Ouagadougou/Wien. Die Regenzeit wird von Jahr zu Jahr kürzer, die Böden werden trockener, die Ernteausfälle häufen sich. Vor allem der Norden von Burkina Faso ist betroffen. Die Zahl der Klimaflüchtlinge, die in die südlichen Regionen des Binnenlandes in Westafrika strömen, nimmt zu. Auch die Sicherheitslage hat sich verschlechtert. Die Soziologin Odette Savadogo und der Ökonom Didier Ouedraogo haben es sich zum Ziel gemacht, der Klimakrise entgegenwirken. Über Maßnahmen und Zukunftshoffnungen erzählen sie in folgendem Gespräch:

"Wiener Zeitung:" Frau Savadogo, Herr Ouedraogo, welche Jahreszeiten gibt es in Burkina Faso?

Didier Ouedraogo: Grundsätzlich gibt es in Burkina Faso zwei Jahreszeiten, eine Regenzeit, die maximal vier Monate, von Juni bis maximal Oktober, andauert und eine Trockenzeit.

Die Dauer der Regenzeit hat in Burkina Faso abgenommen. Die Böden werden härter, die Ernteausfälle nehmen zu. - © Ocades
Die Dauer der Regenzeit hat in Burkina Faso abgenommen. Die Böden werden härter, die Ernteausfälle nehmen zu. - © Ocades

Wie oft regnet es in der Regenzeit? Wie kann man sich das vorstellen?

Ouedraogo: Es regnet nicht jeden Tag, es kann auch mal fünf Tage in dieser Zeit nicht regnen.

Wie war das Wetter, als Sie beide Kinder waren?

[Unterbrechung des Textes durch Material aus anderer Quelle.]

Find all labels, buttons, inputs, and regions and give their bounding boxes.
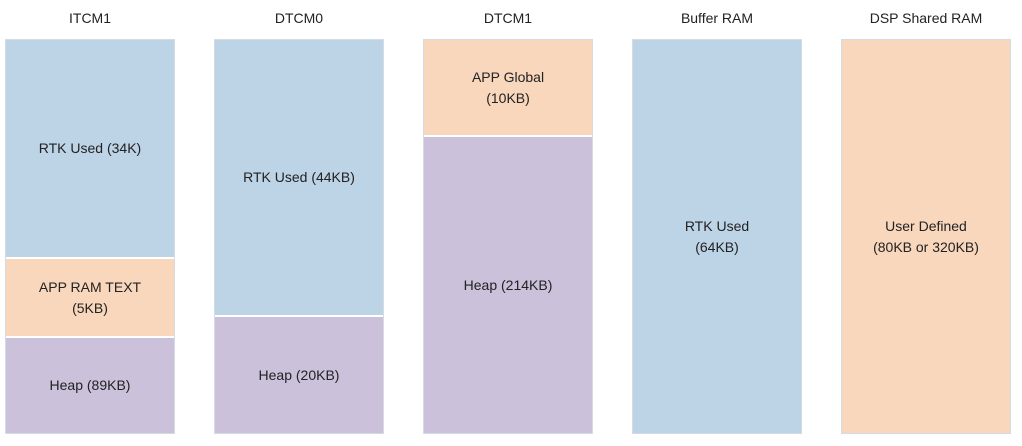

Odette Savadogo: Als ich ein Kind war, gab es bis zu fünf Monate Regen im Jahr. Das hat sich im Laufe der Zeit sehr stark verändert. Die Dauer der Regenzeit hat abgenommen.

Welche Regionen sind besonders betroffen?

Savadogo: Im Norden des Landes hat der Regen im vergangenen Jahr bereits im August aufgehört. Das war nicht ausreichend.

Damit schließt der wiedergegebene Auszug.